Os governadores e prefeitos estão preservando o mais importante, as vidas, sem as quais não existe transporte, nem comércio, nem economia.
Porém, Bolsonaro chamou outra vez de “histeria”, e “pânico” induzido pela mídia, a pior epidemia enfrentada pela Humanidade em mais de 100 anos. Para completar o show de indignidades, zombou dos que já estão doentes:
“No meu caso particular, pelo meu histórico de atleta, caso fosse contaminado pelo vírus, não precisaria me preocupar, nada sentiria ou seria, quando muito, acometido de uma gripezinha ou resfriadinho.”
Certamente, é o próprio Übermensch – o super-homem ariano (ariano?) dos nazistas. Mas não deu muito certo da última vez que esses super-homens se meteram a besta…
O desprezo pela vida dos outros, pela vida dos demais seres humanos, é intrínseco ao fascismo – e quanto mais tosco, paleolítico, estúpido é o fascista, mais desprezo pela vida humana, como aquele que, com as patas fincadas na Universidade de Salamanca, em 1936, gritava “Viva la muerte! Abajo la inteligencia!”.
Foi isso o que sentiram, do governador Caiado até os oficiais das Forças Armadas, na aparição de Bolsonaro, terça-feira à noite, em rede nacional. Um negócio sinistro de tão insano – e, leitores, o fato de ser insano não o torna menos nazista. Pelo contrário.
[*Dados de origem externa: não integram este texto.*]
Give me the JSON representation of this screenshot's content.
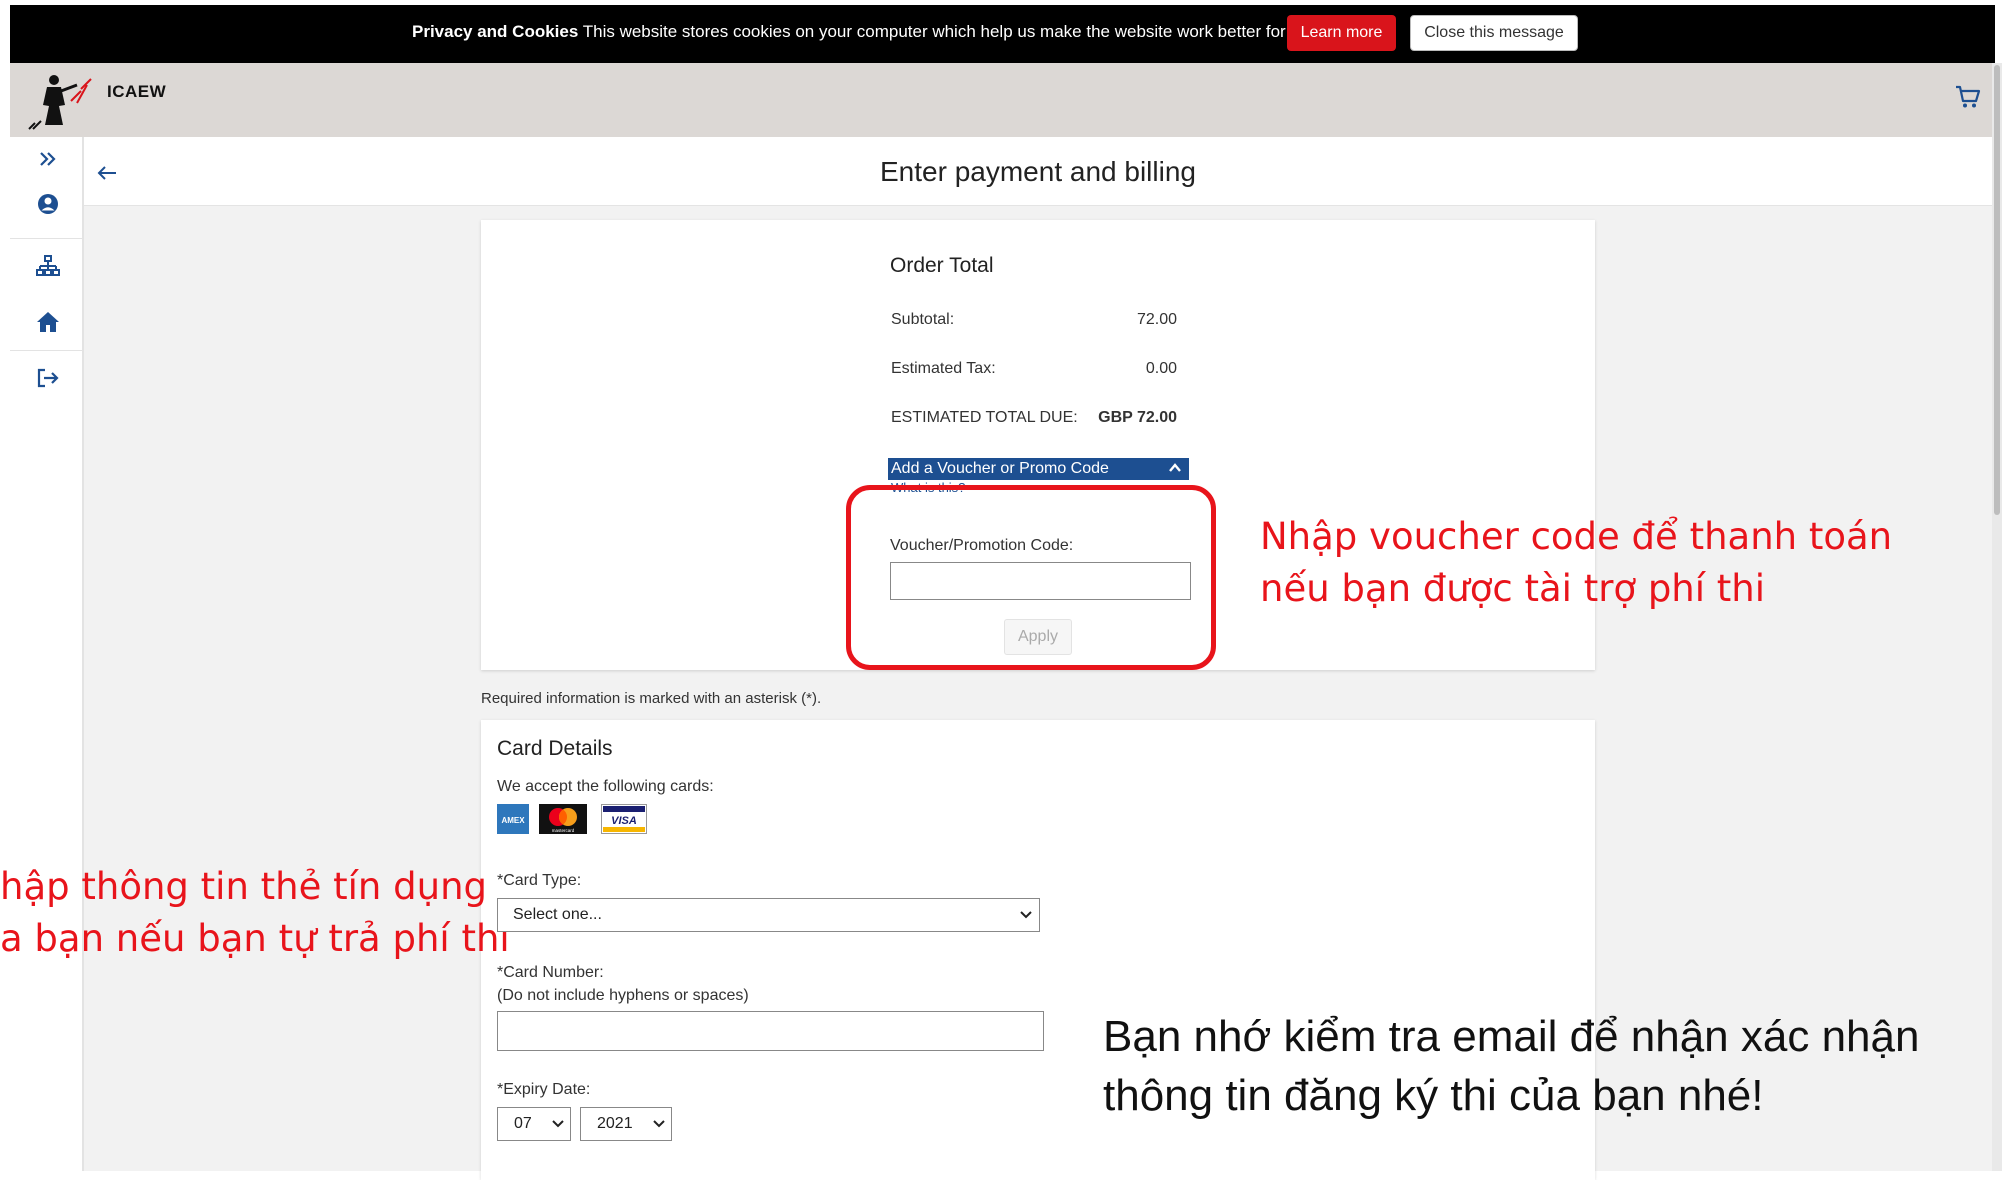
{
  "cookie_bar": {
    "title": "Privacy and Cookies",
    "message": "This website stores cookies on your computer which help us make the website work better for you.",
    "learn_more_label": "Learn more",
    "close_label": "Close this message"
  },
  "header": {
    "logo_text": "ICAEW",
    "cart_icon": "shopping-cart-icon"
  },
  "sidebar": {
    "icons": [
      "expand-icon",
      "user-icon",
      "sitemap-icon",
      "home-icon",
      "sign-out-icon"
    ]
  },
  "page": {
    "title": "Enter payment and billing"
  },
  "order": {
    "title": "Order Total",
    "subtotal_label": "Subtotal:",
    "subtotal_value": "72.00",
    "tax_label": "Estimated Tax:",
    "tax_value": "0.00",
    "total_label": "ESTIMATED TOTAL DUE:",
    "total_value": "GBP 72.00",
    "voucher_toggle_label": "Add a Voucher or Promo Code",
    "whats_this_label": "What is this?",
    "voucher_field_label": "Voucher/Promotion Code:",
    "voucher_value": "",
    "apply_label": "Apply"
  },
  "required_note": "Required information is marked with an asterisk (*).",
  "card": {
    "title": "Card Details",
    "accept_label": "We accept the following cards:",
    "logos": [
      "AMEX",
      "mastercard",
      "VISA"
    ],
    "type_label": "*Card Type:",
    "type_selected": "Select one...",
    "number_label": "*Card Number:",
    "number_hint": "(Do not include hyphens or spaces)",
    "number_value": "",
    "expiry_label": "*Expiry Date:",
    "expiry_month": "07",
    "expiry_year": "2021"
  },
  "annotations": {
    "voucher_line1": "Nhập voucher code để thanh toán",
    "voucher_line2": "nếu bạn được tài trợ phí thi",
    "card_line1": "hập thông tin thẻ tín dụng",
    "card_line2": "a bạn nếu bạn tự trả phí thi",
    "email_line1": "Bạn nhớ kiểm tra email để nhận xác nhận",
    "email_line2": "thông tin đăng ký thi của bạn nhé!"
  },
  "colors": {
    "accent_red": "#d9141b",
    "annotation_red": "#e8141b",
    "voucher_blue": "#1d4f91",
    "header_gray": "#dcd8d5",
    "icon_blue": "#1d4f91"
  }
}
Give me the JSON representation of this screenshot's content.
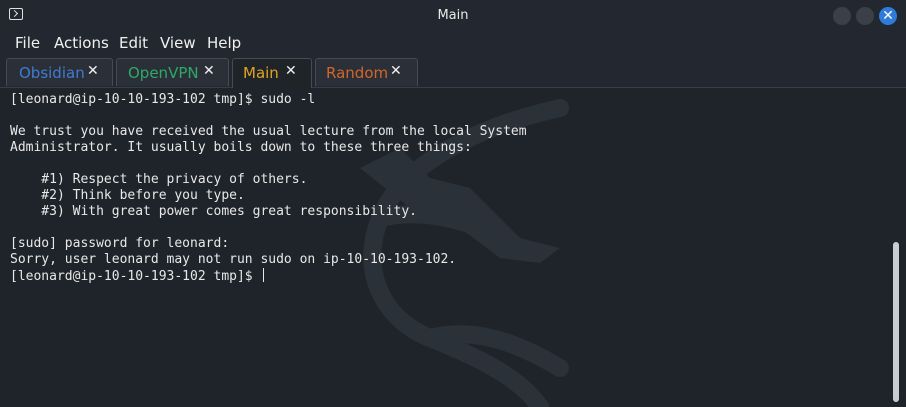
{
  "window": {
    "title": "Main",
    "close_glyph": "✕"
  },
  "menu": {
    "items": [
      "File",
      "Actions",
      "Edit",
      "View",
      "Help"
    ]
  },
  "tabs": [
    {
      "label": "Obsidian",
      "color": "#3e7bd4",
      "close": "✕"
    },
    {
      "label": "OpenVPN",
      "color": "#2fa86a",
      "close": "✕"
    },
    {
      "label": "Main",
      "color": "#e0a424",
      "close": "✕",
      "active": true
    },
    {
      "label": "Random",
      "color": "#d4662a",
      "close": "✕"
    }
  ],
  "terminal": {
    "lines": [
      "[leonard@ip-10-10-193-102 tmp]$ sudo -l",
      "",
      "We trust you have received the usual lecture from the local System",
      "Administrator. It usually boils down to these three things:",
      "",
      "    #1) Respect the privacy of others.",
      "    #2) Think before you type.",
      "    #3) With great power comes great responsibility.",
      "",
      "[sudo] password for leonard:",
      "Sorry, user leonard may not run sudo on ip-10-10-193-102.",
      "[leonard@ip-10-10-193-102 tmp]$ "
    ]
  },
  "icons": {
    "app": "terminal-icon",
    "minimize": "minimize-icon",
    "maximize": "maximize-icon",
    "close": "close-icon"
  }
}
Bolsonaro, fixo em uma ditadura, aproveitou, na quarta-feira pela manhã, para tentar arrumar um incendiozinho do Reichstag (o parlamento alemão em que Hitler tocou fogo, para acusar disso a oposição).
Disse Bolsonaro:
“Todos nós pagaremos um preço que levará anos para ser pago, se é que Brasil não possa ainda sair da normalidade democrática que vocês tanto defendem. Ninguém sabe o que pode acontecer no Brasil.”
“Que vocês tanto defendem”?
Se quem defende a “normalidade democrática” são “vocês”, a decorrência é que não é ele que a defende – pelo menos, não “tanto”.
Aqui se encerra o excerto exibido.